Gone are the men in leather jackets and blank stares stationed on street corners; Bashar al-Assad’s gaze no longer looms from school façades and motorway overpasses.

In their place are new flags, fresh murals to the “martyrs of the revolution”. Syria is finally breathing again.

Yet the last year has been marked by tumultuous lows as well as unprecedented highs as the country struggles through transition.

The date of 8 December 2024 - the day Assad’s rule cracked under a lightning rebel offensive - is now etched into the memory of every Syrian.

On the night he fled, Damascus did not fall the way many expected.
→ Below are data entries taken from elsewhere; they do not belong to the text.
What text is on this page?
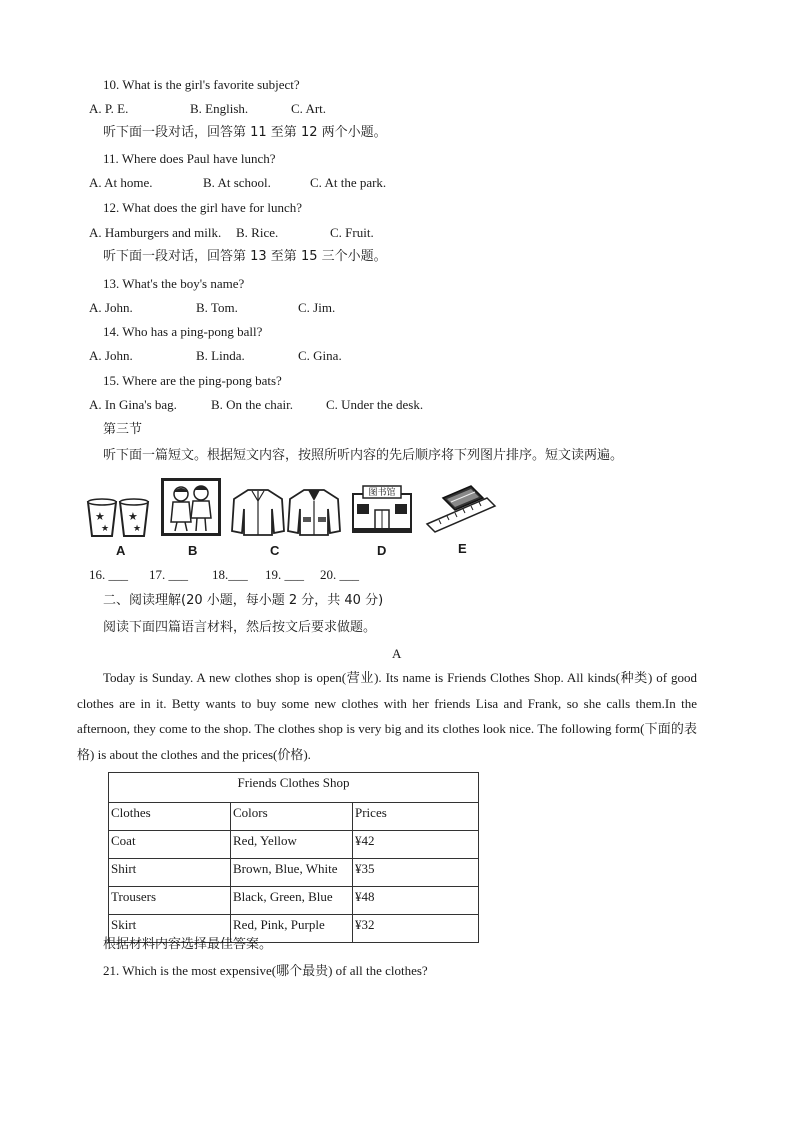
10. What is the girl's favorite subject?
A. P. E.	B. English.	C. Art.
听下面一段对话，回答第 11 至第 12 两个小题。
11. Where does Paul have lunch?
A. At home.	B. At school.	C. At the park.
12. What does the girl have for lunch?
A. Hamburgers and milk. B. Rice.	C. Fruit.
听下面一段对话，回答第 13 至第 15 三个小题。
13. What's the boy's name?
A. John.	B. Tom.	C. Jim.
14. Who has a ping-pong ball?
A. John.	B. Linda.	C. Gina.
15. Where are the ping-pong bats?
A. In Gina's bag.	B. On the chair.	C. Under the desk.
第三节
听下面一篇短文。根据短文内容，按照所听内容的先后顺序将下列图片排序。短文读两遍。
★
★
★
★
A	B	C
图书馆
D	E
16. ___ 17. ___ 18.___ 19. ___ 20. ___
二、阅读理解(20 小题，每小题 2 分，共 40 分)
阅读下面四篇语言材料，然后按文后要求做题。
A
Today is Sunday. A new clothes shop is open(营业). Its name is Friends Clothes Shop. All kinds(种类) of good clothes are in it. Betty wants to buy some new clothes with her friends Lisa and Frank, so she calls them.In the afternoon, they come to the shop. The clothes shop is very big and its clothes look nice. The following form(下面的表格) is about the clothes and the prices(价格).
Friends Clothes Shop		
Clothes	Colors	Prices
Coat	Red, Yellow	¥42
Shirt	Brown, Blue, White	¥35
Trousers	Black, Green, Blue	¥48
Skirt	Red, Pink, Purple	¥32
根据材料内容选择最佳答案。
21. Which is the most expensive(哪个最贵) of all the clothes?
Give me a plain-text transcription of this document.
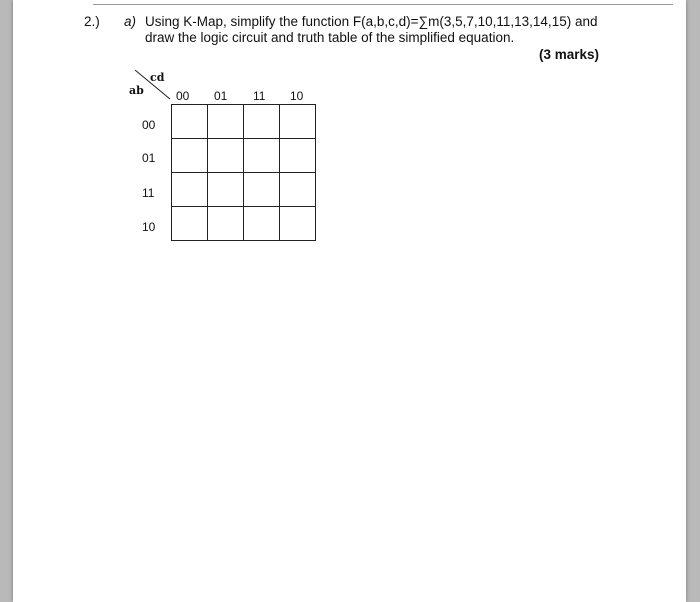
2.) a) Using K-Map, simplify the function F(a,b,c,d)=∑m(3,5,7,10,11,13,14,15) and
draw the logic circuit and truth table of the simplified equation.
(3 marks)
cd
ab	00 01 11 10
00
01
11
10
There was no epic last stand, no grinding siege. It was more like a curtain suddenly torn down. And, in an instant, the city was free.

What preceded were anxious nights of rumours: reports of rebels pushing through from the south, tanks slowly swivelling their turrets away from the city.

Then, in the early hours, the word spread: Assad’s convoy had left Damascus. The palace guards had melted away, heralding a new era for the country.

“People were firing guns into the air, dancing, taking photos and crying, I still have to pinch myself to remember it was a real day,” says Damascus resident Basel al-Khateeb.